Su extensa producción literaria le ha valido numerosos premios, entre los que se cuentan el Premio Altea (1984) por La ciudad que tenía de todo; Premio de literatura juvenil Gran Angular (2005) por Noche de alacranes; Premio Cervantes Chico (2008) por el conjunto de su obra y ahora este premio nacional.
Con Ediciones SM ha publicado otros libros en la colección El Barco de Vapor, entre otros Amelia, Amalia y Emilia, El ratón de Laviana, El tren saltamontes, Cerote, el rey del gallinero, Jorge y el capitán, El tesoro más precioso del mundo, Timo Rompebombillas, Nano y Esmeralda, La noche de la ciudad mágica, El negocio de papá y El cuarto de las ratas.

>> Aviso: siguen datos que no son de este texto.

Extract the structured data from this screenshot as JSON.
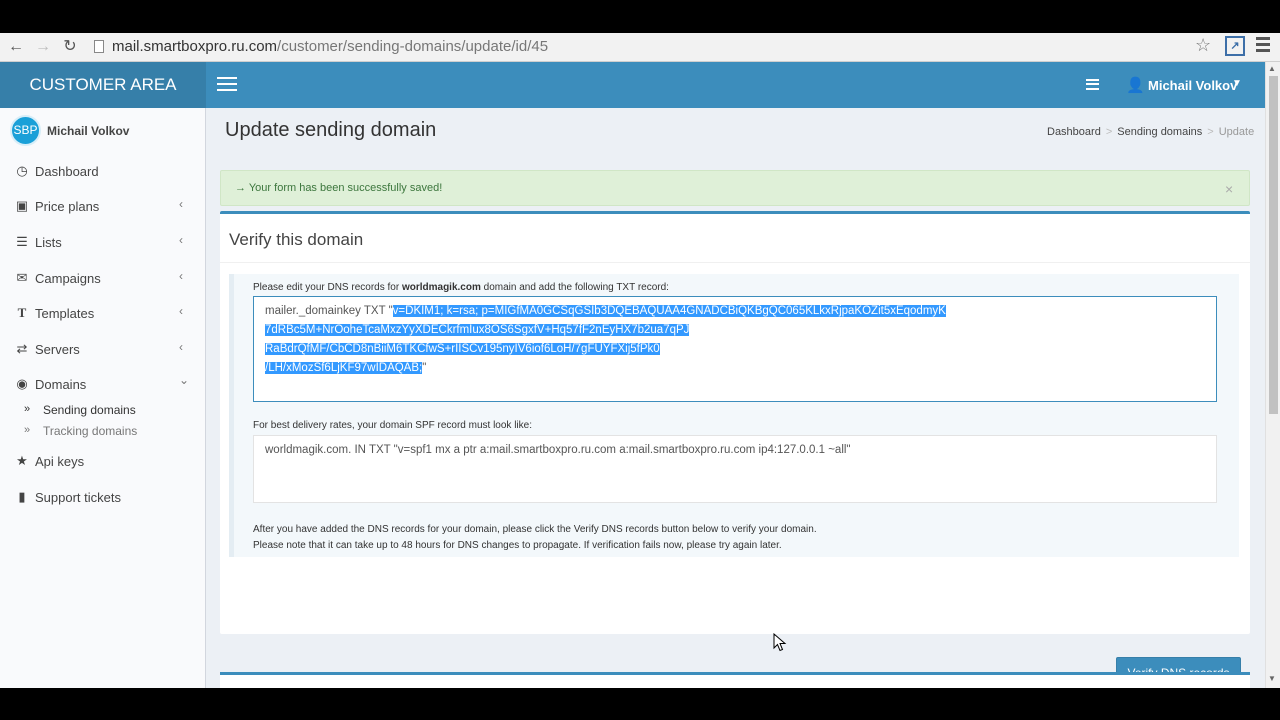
{
  "browser": {
    "url_host": "mail.smartboxpro.ru.com",
    "url_path": "/customer/sending-domains/update/id/45",
    "back_icon": "arrow-left-icon",
    "forward_icon": "arrow-right-icon",
    "reload_icon": "reload-icon",
    "star_icon": "star-icon"
  },
  "header": {
    "logo": "CUSTOMER AREA",
    "user_name": "Michail Volkov",
    "accent": "#3c8dbc"
  },
  "sidebar": {
    "avatar_text": "SBP",
    "user_name": "Michail Volkov",
    "items": [
      {
        "label": "Dashboard",
        "icon": "dashboard-icon"
      },
      {
        "label": "Price plans",
        "icon": "credit-card-icon"
      },
      {
        "label": "Lists",
        "icon": "list-icon"
      },
      {
        "label": "Campaigns",
        "icon": "envelope-icon"
      },
      {
        "label": "Templates",
        "icon": "text-icon"
      },
      {
        "label": "Servers",
        "icon": "exchange-icon"
      },
      {
        "label": "Domains",
        "icon": "globe-icon"
      },
      {
        "label": "Api keys",
        "icon": "star-icon"
      },
      {
        "label": "Support tickets",
        "icon": "book-icon"
      }
    ],
    "domains_sub": [
      {
        "label": "Sending domains"
      },
      {
        "label": "Tracking domains"
      }
    ]
  },
  "page": {
    "title": "Update sending domain",
    "breadcrumb": [
      "Dashboard",
      "Sending domains",
      "Update"
    ]
  },
  "alert": {
    "message": "→ Your form has been successfully saved!",
    "close": "×"
  },
  "verify": {
    "title": "Verify this domain",
    "intro_pre": "Please edit your DNS records for ",
    "domain": "worldmagik.com",
    "intro_post": " domain and add the following TXT record:",
    "dns_record_prefix": "mailer._domainkey      TXT    \"",
    "dns_lines": [
      "v=DKIM1; k=rsa; p=MIGfMA0GCSqGSIb3DQEBAQUAA4GNADCBiQKBgQC065KLkxRjpaKOZit5xEqodmyK",
      "7dRBc5M+NrOoheTcaMxzYyXDECkrfmIux8OS6SgxfV+Hq57fF2nEyHX7b2ua7qPJ",
      "RaBdrQfMF/CbCD8nBiiM6TKCfwS+rIISCv195nyIV6iof6LoH/7gFUYFXij5fPk0",
      "/LH/xMozSf6LjKF97wIDAQAB;"
    ],
    "dns_record_suffix": "\"",
    "spf_label": "For best delivery rates, your domain SPF record must look like:",
    "spf_record": "worldmagik.com.      IN TXT     \"v=spf1 mx a ptr a:mail.smartboxpro.ru.com a:mail.smartboxpro.ru.com ip4:127.0.0.1 ~all\"",
    "note_1": "After you have added the DNS records for your domain, please click the Verify DNS records button below to verify your domain.",
    "note_2": "Please note that it can take up to 48 hours for DNS changes to propagate. If verification fails now, please try again later.",
    "button_label": "Verify DNS records"
  }
}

En la colección Gran Angular ha publicado La casa de verano, Con los ojos
cerrados, La puerta falsa, Pupila de águila y Soles negros y en la colección Alerta Roja Sin máscara, Las siete muertes del gato, Eskoria y Autobiografía de un cobarde.
Además de leer y escribir, también le gusta pasear solo por las mañanas y acompañado por las tardes, soñar cosas imposibles, oír música de todo tipo y observar los paisajes y las relaciones entre sus habitantes.